An Ireland worth fighting for
Towards a New Democratic programme
Rarely has preparing to read a book excited me as much as this. A century ago there was a democratic programme announced in the first dáil eireann. Our countries politicians decided that they would run the country on this island and throughout the programme the central themes were, much like our European neighbours “Liberty, equality and justice for all”. The intervening period muddied the waters a lot as the aspirations of this democratic programme got lost in a world of global capital and wealth seeking.

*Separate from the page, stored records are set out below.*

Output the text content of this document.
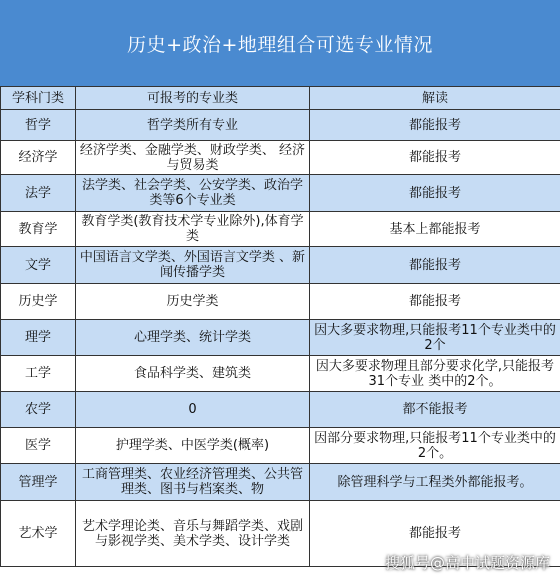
历史+政治+地理组合可选专业情况
学科门类	可报考的专业类	解读
哲学	哲学类所有专业	都能报考
经济学	经济学类、金融学类、财政学类、 经济与贸易类	都能报考
法学	法学类、社会学类、公安学类、政治学类等6个专业类	都能报考
教育学	教育学类(教育技术学专业除外),体育学类	基本上都能报考
文学	中国语言文学类、外国语言文学类 、新闻传播学类	都能报考
历史学	历史学类	都能报考
理学	心理学类、统计学类	因大多要求物理,只能报考11个专业类中的2个
工学	食品科学类、建筑类	因大多要求物理且部分要求化学,只能报考31个专业 类中的2个。
农学	0	都不能报考
医学	护理学类、中医学类(概率)	因部分要求物理,只能报考11个专业类中的2个。
管理学	工商管理类、农业经济管理类、公共管理类、图书与档案类、物	除管理科学与工程类外都能报考。
艺术学	艺术学理论类、音乐与舞蹈学类、戏剧与影视学类、美术学类、设计学类	都能报考
搜狐号@高中试题资源库
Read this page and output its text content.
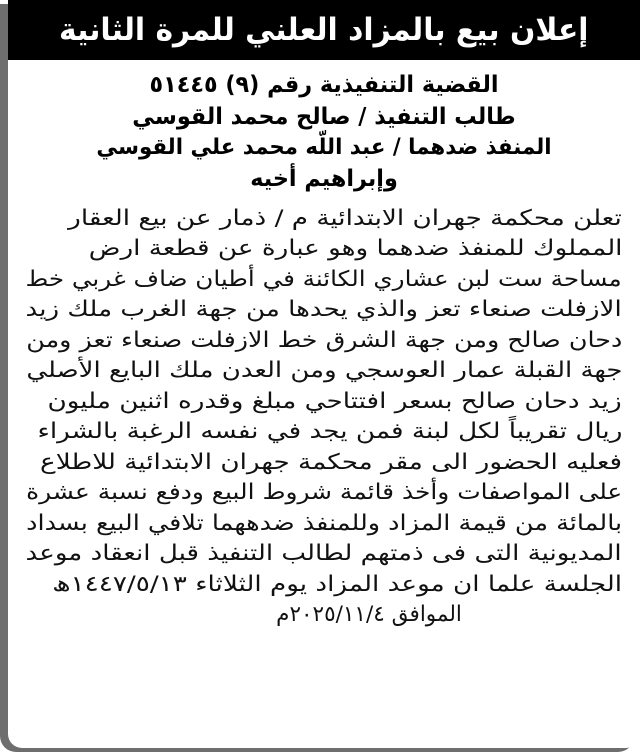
إعلان بيع بالمزاد العلني للمرة الثانية
القضية التنفيذية رقم (٩) ٥١٤٤٥
طالب التنفيذ / صالح محمد القوسي
المنفذ ضدهما / عبد اللّه محمد علي القوسي
وإبراهيم أخيه
تعلن محكمة جهران الابتدائية م / ذمار عن بيع العقار
المملوك للمنفذ ضدهما وهو عبارة عن قطعة ارض
مساحة ست لبن عشاري الكائنة في أطيان ضاف غربي خط
الازفلت صنعاء تعز والذي يحدها من جهة الغرب ملك زيد
دحان صالح ومن جهة الشرق خط الازفلت صنعاء تعز ومن
جهة القبلة عمار العوسجي ومن العدن ملك البايع الأصلي
زيد دحان صالح بسعر افتتاحي مبلغ وقدره اثنين مليون
ريال تقريباً لكل لبنة فمن يجد في نفسه الرغبة بالشراء
فعليه الحضور الى مقر محكمة جهران الابتدائية للاطلاع
على المواصفات وأخذ قائمة شروط البيع ودفع نسبة عشرة
بالمائة من قيمة المزاد وللمنفذ ضدههما تلافي البيع بسداد
المديونية التى فى ذمتهم لطالب التنفيذ قبل انعقاد موعد
الجلسة علما ان موعد المزاد يوم الثلاثاء ١٤٤٧/٥/١٣ھ
الموافق ٢٠٢٥/١١/٤م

Tom Healy is a director of the trade union sponsored Nevin Economic research institute. These have been providing alternative economic arguments since the recession kicked in over a decade ago. This book is his vision for our island. Excited yet?

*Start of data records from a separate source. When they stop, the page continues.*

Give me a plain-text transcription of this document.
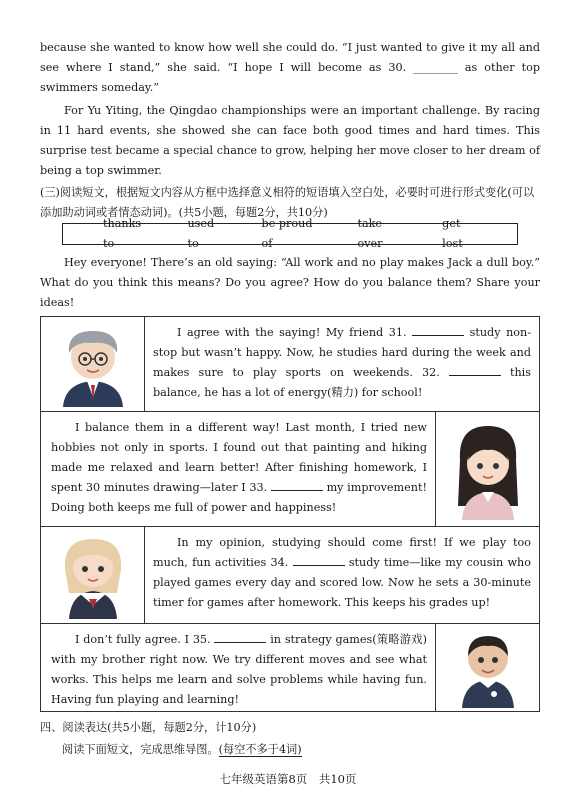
because she wanted to know how well she could do. “I just wanted to give it my all and see where I stand,” she said. “I hope I will become as 30. ________ as other top swimmers someday.”
For Yu Yiting, the Qingdao championships were an important challenge. By racing in 11 hard events, she showed she can face both good times and hard times. This surprise test became a special chance to grow, helping her move closer to her dream of being a top swimmer.
(三)阅读短文，根据短文内容从方框中选择意义相符的短语填入空白处，必要时可进行形式变化(可以添加助动词或者情态动词)。(共5小题，每题2分，共10分)
thanks to
used to
be proud of
take over
get lost
Hey everyone! There’s an old saying: “All work and no play makes Jack a dull boy.” What do you think this means? Do you agree? How do you balance them? Share your ideas!
I agree with the saying! My friend 31.	study non-stop but wasn’t happy. Now, he studies hard during the week and makes sure to play sports on weekends. 32.	this balance, he has a lot of energy(精力) for school!
I balance them in a different way! Last month, I tried new hobbies not only in sports. I found out that painting and hiking made me relaxed and learn better! After finishing homework, I spent 30 minutes drawing—later I 33.	my improvement! Doing both keeps me full of power and happiness!
In my opinion, studying should come first! If we play too much, fun activities 34.	study time—like my cousin who played games every day and scored low. Now he sets a 30-minute timer for games after homework. This keeps his grades up!
I don’t fully agree. I 35.	in strategy games(策略游戏) with my brother right now. We try different moves and see what works. This helps me learn and solve problems while having fun. Having fun playing and learning!
四、阅读表达(共5小题，每题2分，计10分)
阅读下面短文，完成思维导图。(每空不多于4词)
七年级英语第8页　共10页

As elections come and go discussions around economic models bubble to the fore. We face a choice between stability and chaos or continue with failed policies of the past 50 years as opposed to taking a radically different direction based on lessons learned. I, for one, am ready for a new direction. One that leaves noone homeless or facing poverty.
Of course Ireland is still in the European Union and the direction Europe takes is one we need to ponder. Healy argues for a social Europe, one that connects to its citizens in a far more concrete manner. This is key to building confidence. When we look at unequal societies it is those near the bottom or the most vulnerable who attack each other rather than focusing their energy on creating a more equal state. That’s another challenge facing us.
There is a danger that the climate emergency we are facing becomes a discussion about carbon tax. That will muddy the waters as this problem is way beyond any so called polluter pays principle. However any carbon tax that does get implemented needs to be ring fenced for investment in renewable energy, retrofitting and public transport big people see that they may buy into the social contract. Workers Cooperatives can play a huge part too. They are a way of business identifying with the local community and can play a huge part in our future.
I was at a talk given by the author a couple of years ago where he spoke of what our country could look like in 30 years. Of course that is if we have averted the climate catastrophe we are facing. During the talk he pointed to Ireland 30 years ago. A grey country at war with itself. Don’t assume things will never change because they always are. In this book the ideas of local civic forums are suggested. Much like town hall meetings that are the buzz word of business we could have them in communities where power is given to the locals. This could help build social cohesion amongst groups.
This is our future we are talking about, this is worth fighting for.